Больше ничего не успел сказать: она бросилась ко мне, налетела на меня, обняла, крепко поцеловала и вдруг заплакала.
Почему заплакала? Почему заплакала — вот вопрос.
Этого я не ожидал. Что нет, то нет. Я глядел на нее во все глаза, очень недоверчиво. Настоящие ли это слезы? Может, представляется? С какой стати ей реветь? Что я значу для нее? Что нас связывает, кроме формального родства? Воспоминания золотушного детства? Но ведь даже их нет! Она на четыре года старше меня… может ли она помнить толстопятого младенца? Не слишком ли бурная сцена? — думал я. Не ломает ли она комедь?
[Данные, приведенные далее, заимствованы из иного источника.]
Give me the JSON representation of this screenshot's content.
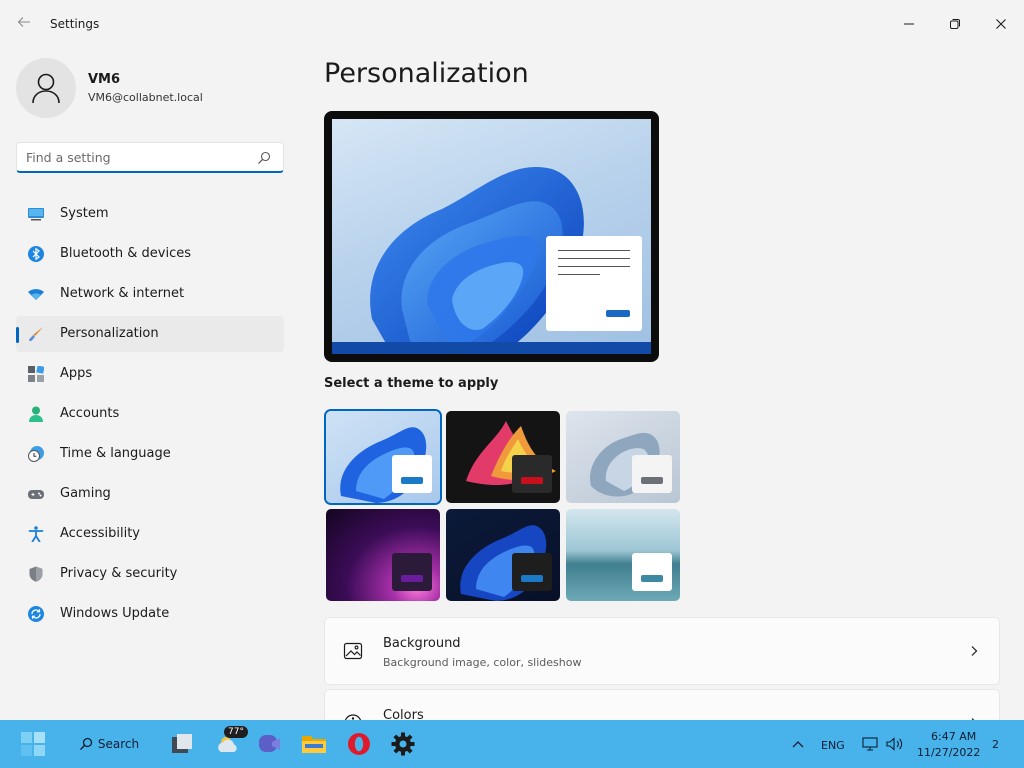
{
  "window": {
    "title": "Settings"
  },
  "user": {
    "name": "VM6",
    "email": "VM6@collabnet.local"
  },
  "search": {
    "placeholder": "Find a setting"
  },
  "nav": {
    "items": [
      {
        "label": "System",
        "icon": "system-icon"
      },
      {
        "label": "Bluetooth & devices",
        "icon": "bluetooth-icon"
      },
      {
        "label": "Network & internet",
        "icon": "wifi-icon"
      },
      {
        "label": "Personalization",
        "icon": "brush-icon",
        "active": true
      },
      {
        "label": "Apps",
        "icon": "apps-icon"
      },
      {
        "label": "Accounts",
        "icon": "person-icon"
      },
      {
        "label": "Time & language",
        "icon": "clock-globe-icon"
      },
      {
        "label": "Gaming",
        "icon": "gamepad-icon"
      },
      {
        "label": "Accessibility",
        "icon": "accessibility-icon"
      },
      {
        "label": "Privacy & security",
        "icon": "shield-icon"
      },
      {
        "label": "Windows Update",
        "icon": "update-icon"
      }
    ]
  },
  "main": {
    "title": "Personalization",
    "themes_heading": "Select a theme to apply",
    "themes": [
      {
        "name": "windows-light",
        "accent": "#1a7ac7",
        "selected": true
      },
      {
        "name": "windows-dark",
        "accent": "#c8101d"
      },
      {
        "name": "glow",
        "accent": "#6d7077"
      },
      {
        "name": "captured-motion",
        "accent": "#6a1d9a"
      },
      {
        "name": "flow",
        "accent": "#1a7ac7"
      },
      {
        "name": "sunrise",
        "accent": "#3a8aa1"
      }
    ],
    "cards": [
      {
        "title": "Background",
        "subtitle": "Background image, color, slideshow",
        "icon": "image-icon"
      },
      {
        "title": "Colors",
        "subtitle": "",
        "icon": "palette-icon"
      }
    ]
  },
  "taskbar": {
    "search_label": "Search",
    "weather_badge": "77°",
    "tray": {
      "language": "ENG",
      "time": "6:47 AM",
      "date": "11/27/2022",
      "notification_count": "2"
    }
  },
  "colors": {
    "accent": "#0067c0",
    "taskbar": "#48b3ea",
    "background": "#f3f3f3"
  }
}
У меня пересохло в горле. Я молчал и думал: ну-ну, давай пореви, покажи, какая ты добрая сестрица! Валяй, плачь! Это очень трогательно. Ну, сильней! Ну, взахлеб! Ну, еще минуту, и, чего доброго, я поверю, что ты всю жизнь ждала этой встречи. На меня вдруг накатила злость.
— Платок дать? — крикнул я прямо ей в лицо.
Она всхлипывала.
— Спасибо… у меня есть… Костя!..
— Что «Костя»?
— Неужели это действительно ты?
— Паспорт показать?
— Нет… не надо, — улыбнулась она сквозь слезы.
— Ну отлично! — сказал я, чуть ли не приплясывая на месте. — Молодец, что доверяешь. А почему ревешь?
— Я… я просто рада. Я давно хотела тебя встретить. Я тебе писала, но ты не отвечал. Как ты здесь оказался? — с сияющими глазами проговорила Поля.
Она держала меня за руки; ее руки жгли меня, как огнем.
— Приехал из Свердловска вместе с матерью. Мы теперь здесь живем.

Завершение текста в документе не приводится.